Ils ont des abeilles sur leur toit

De plus en plus d’entreprises installent des ruchers sur leur toit. Objectif officiel : sensibiliser clients et employés aux enjeux de la biodiversité. Mais l’initiative est “win-win” puisqu’en échange, les abeilles mesurent même la qualité de l’air.

PAR ELODIE DEVILLERS AVEC D.B. PHOTOS D.R. |

Des boîtes noires disséminées sur le toit, un homme revêtu d’une vareuse et d’un chapeau d’apiculteur : vous ne rêvez pas, il y a bien des ruchers chez Caméléon, en pleine commune de Woluwe-Saint-Lambert, à Bruxelles. Cette célèbre enseigne de revente de vêtements de marques a choisi d’accueillir des abeilles sur les quelque 2000 m2 de toiture végétale installée sur son éco-bâtiment. Un projet qui date de 2013.

Si le miel produit est partiellement vendu en magasin, il ne constitue pas la motivation première de l’initiative. Nous nous sommes lancés par réelle conviction environnementale, argumente Bruno Pfalzgraf, Managing Director de Caméléon. Michaël van Cutsem est partner chez Beeodiversity, une entreprise spécialisée dans la gestion globale de projets axés sur la préservation de la biodiversité, grâce aux insectes pollinisateurs. Selon lui, installer des ruches en ville n’est pas vraiment nouveau. Mais de plus en plus d’entreprises se lancent dans ce type de projet. Cela fait souvent partie de leur stratégie de “Corporate Social Responsibility” (CSR). L’abeille est en effet un vecteur idéal pour sensibiliser le personnel, les fournisseurs, la clientèle, à l’environnement. 

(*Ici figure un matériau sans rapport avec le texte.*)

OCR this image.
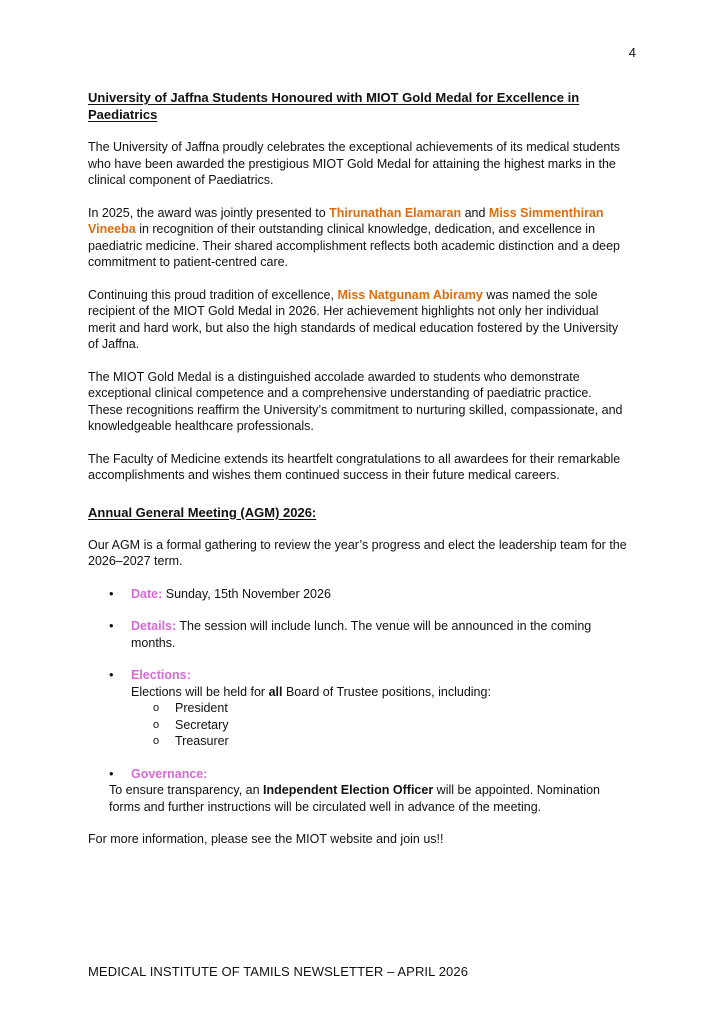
4
University of Jaffna Students Honoured with MIOT Gold Medal for Excellence in Paediatrics

The University of Jaffna proudly celebrates the exceptional achievements of its medical students who have been awarded the prestigious MIOT Gold Medal for attaining the highest marks in the clinical component of Paediatrics.

In 2025, the award was jointly presented to Thirunathan Elamaran and Miss Simmenthiran Vineeba in recognition of their outstanding clinical knowledge, dedication, and excellence in paediatric medicine. Their shared accomplishment reflects both academic distinction and a deep commitment to patient-centred care.

Continuing this proud tradition of excellence, Miss Natgunam Abiramy was named the sole recipient of the MIOT Gold Medal in 2026. Her achievement highlights not only her individual merit and hard work, but also the high standards of medical education fostered by the University of Jaffna.

The MIOT Gold Medal is a distinguished accolade awarded to students who demonstrate exceptional clinical competence and a comprehensive understanding of paediatric practice. These recognitions reaffirm the University’s commitment to nurturing skilled, compassionate, and knowledgeable healthcare professionals.

The Faculty of Medicine extends its heartfelt congratulations to all awardees for their remarkable accomplishments and wishes them continued success in their future medical careers.

Annual General Meeting (AGM) 2026:

Our AGM is a formal gathering to review the year’s progress and elect the leadership team for the 2026–2027 term.

• Date: Sunday, 15th November 2026
• Details: The session will include lunch. The venue will be announced in the coming months.
• Elections:
Elections will be held for all Board of Trustee positions, including:
o President
o Secretary
o Treasurer
• Governance:
To ensure transparency, an Independent Election Officer will be appointed. Nomination forms and further instructions will be circulated well in advance of the meeting.

For more information, please see the MIOT website and join us!!

MEDICAL INSTITUTE OF TAMILS NEWSLETTER – APRIL 2026
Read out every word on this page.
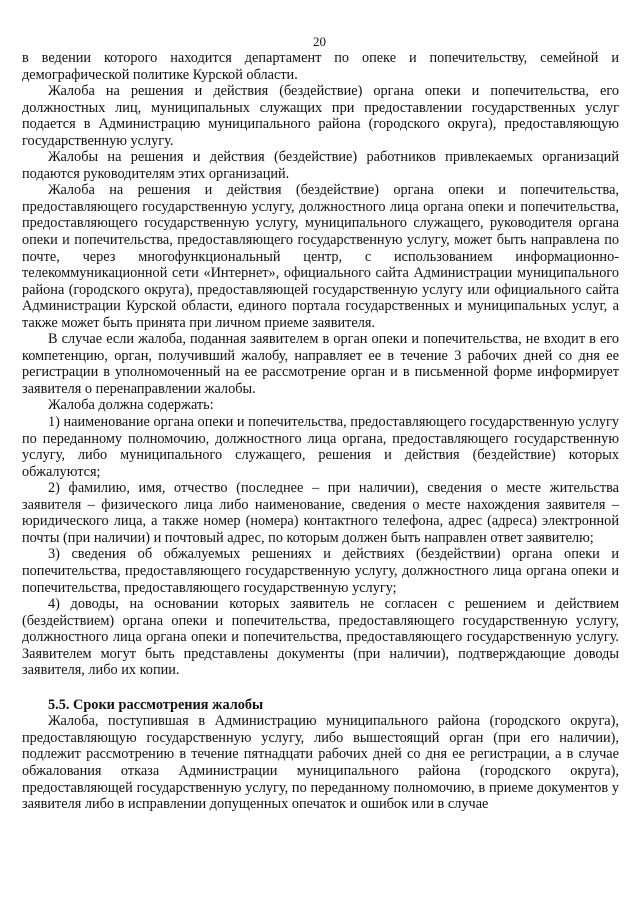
20

в ведении которого находится департамент по опеке и попечительству, семейной и демографической политике Курской области.

Жалоба на решения и действия (бездействие) органа опеки и попечительства, его должностных лиц, муниципальных служащих при предоставлении государственных услуг подается в Администрацию муниципального района (городского округа), предоставляющую государственную услугу.

Жалобы на решения и действия (бездействие) работников привлекаемых организаций подаются руководителям этих организаций.

Жалоба на решения и действия (бездействие) органа опеки и попечительства, предоставляющего государственную услугу, должностного лица органа опеки и попечительства, предоставляющего государственную услугу, муниципального служащего, руководителя органа опеки и попечительства, предоставляющего государственную услугу, может быть направлена по почте, через многофункциональный центр, с использованием информационно-телекоммуникационной сети «Интернет», официального сайта Администрации муниципального района (городского округа), предоставляющей государственную услугу или официального сайта Администрации Курской области, единого портала государственных и муниципальных услуг, а также может быть принята при личном приеме заявителя.

В случае если жалоба, поданная заявителем в орган опеки и попечительства, не входит в его компетенцию, орган, получивший жалобу, направляет ее в течение 3 рабочих дней со дня ее регистрации в уполномоченный на ее рассмотрение орган и в письменной форме информирует заявителя о перенаправлении жалобы.

Жалоба должна содержать:

1) наименование органа опеки и попечительства, предоставляющего государственную услугу по переданному полномочию, должностного лица органа, предоставляющего государственную услугу, либо муниципального служащего, решения и действия (бездействие) которых обжалуются;

2) фамилию, имя, отчество (последнее – при наличии), сведения о месте жительства заявителя – физического лица либо наименование, сведения о месте нахождения заявителя – юридического лица, а также номер (номера) контактного телефона, адрес (адреса) электронной почты (при наличии) и почтовый адрес, по которым должен быть направлен ответ заявителю;

3) сведения об обжалуемых решениях и действиях (бездействии) органа опеки и попечительства, предоставляющего государственную услугу, должностного лица органа опеки и попечительства, предоставляющего государственную услугу;

4) доводы, на основании которых заявитель не согласен с решением и действием (бездействием) органа опеки и попечительства, предоставляющего государственную услугу, должностного лица органа опеки и попечительства, предоставляющего государственную услугу. Заявителем могут быть представлены документы (при наличии), подтверждающие доводы заявителя, либо их копии.

5.5. Сроки рассмотрения жалобы

Жалоба, поступившая в Администрацию муниципального района (городского округа), предоставляющую государственную услугу, либо вышестоящий орган (при его наличии), подлежит рассмотрению в течение пятнадцати рабочих дней со дня ее регистрации, а в случае обжалования отказа Администрации муниципального района (городского округа), предоставляющей государственную услугу, по переданному полномочию, в приеме документов у заявителя либо в исправлении допущенных опечаток и ошибок или в случае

En 2008, le directeur du département développement durable de Tractebel Engie avait également installé une ruche sur le toit de l’entreprise. L’idée est née à l’occasion de la journée de la biodiversité. J’avais vu des reportages sur le sujet et cela m’avait semblé une bonne idée, explique Tony Moens de Hase, CSR and Environmental manager chez Tractebel. D’autant qu’un de nos cadres est apiculteur depuis une trentaine d’années et qu’il a pu nous épauler dans le projet. Celui-ci a en tout cas suscité un vif engouement. Dans la foulée, certains employés se sont d’ailleurs inscrits à des cours d’apiculture. Mais sa mise en place n’a pas été sans mal : comme l’accès au sommet de son immeuble n’était pas aisé, Tractebel a attendu qu’une entreprise voisine développe sur son toit son propre projet de rucher pour créer un partenariat avec elle et y déposer le sien. 

Quatre milliards par an

Hormis certaines contraintes techniques de ce genre, les firmes font parfois également face aux réticences des employés — notamment les personnes allergiques — qui craignent cette proximité avec les ruches. Les abeilles demeurent en effet des insectes sauvages ! Nous avons expressément choisi une espèce réputée peu agressive, explique Roxane Decraemer, Marketing Specialist chez AG Real Estate, qui a installé des ruches dans six différents sites du groupe depuis 2015. Et les risques sont faibles lorsque l’on gère le projet avec un apiculteur professionnel. Il y a bien entendu celui du choc anaphylactique pour les personnes allergiques ou le risque d’essaimage, c’est-à-dire la fuite d’un essaim. Mais nous tenons à notre objectif : offrir un gîte favorable au développement des abeilles en ville, et aider à rappeler au public l’importance des insectes pollinisateurs pour la biodiversité. 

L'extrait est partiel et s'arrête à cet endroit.